There’s value in this signal, of course — a sense of what’s trending in the larger world allows for serendipitous discovery. But it’s also a relinquishing of control. Oh sure, you can choose who to follow, but it’s not the same as choosing which news sources’ feeds you will subscribe to, why, and how often you will read them.

In Google Reader, I’ve gleefully stuffed websites into collections like “B-List” and “C-List” and “Can’t Miss” and “Panic Button,” instead of more proper names like “top tech sites” or “Apple bloggers.” It’s my decision which headline collections get scanned with a glance, and which writers will see me devouring their every word.

Meanwhile on Twitter, every missive is as important as the one that preceded it. A photo of your cat. News from the war. A beautiful sunset on Instagram. A government overthrown. It’s a real-time firehose of information that you dip into as you can. There’s no unread count. You just refresh and refresh and refresh for more.
I started using Google Reader daily in the fall of 2009, after one of my students at Saint Joseph's University mentioned it to me and suggested that I give it a try. Google Reader greatly simplified the task of keeping up with the few dozen blogs that I then had bookmarked in a 'favorites' folder on my Internet browser, conveniently aggregating them in a single feed. Google Reader quickly became an important means of organizing and digesting the mass of data that appeared before me each day, especially as the list of blogs on my daily reading list grew longer. I also discovered that Google Reader had become the preferred means by which many others chose to read my own blog, as Google helpfully informed me of the number of subscribers that I had at any given time.

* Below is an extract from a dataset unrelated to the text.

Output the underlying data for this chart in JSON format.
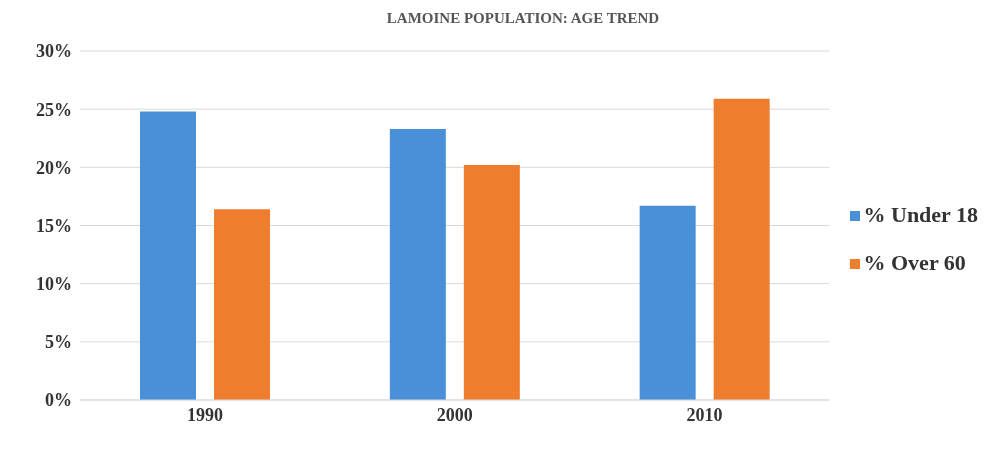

Practically speaking, what does one do after a service that was an unobtrusive but significant part of one's daily life disappears? A fair number of alternative feed readers have appeared to try to take the place of Google Reader, and it seems that some of them are already struggling to meet demand. From what I can tell, the most popular of the Google Reader alternatives is Feedly, which I took a brief look at in March and decided not to adopt (at this writing I'm unable to visit the Feedly website because of apparent capacity problems, so perhaps I made the right decision). The RSS reader that I'm currently using is CommaFeed, which looks and functions enough like Google Reader to make for a relatively easy transition; CommaFeed has its fair share of difficulties - for example, it seems to have trouble with embedded video - but perhaps these will be resolved in time. I am also thinking of giving The Old Reader a try, but I haven't gotten around to it yet. Readers with opinions on such matters are welcome to share their thoughts on the various Google Reader replacements if they wish. For my part, I wish erstwhile Google Reader well as we make our way through the brave new world that has been foisted upon us. AMDG.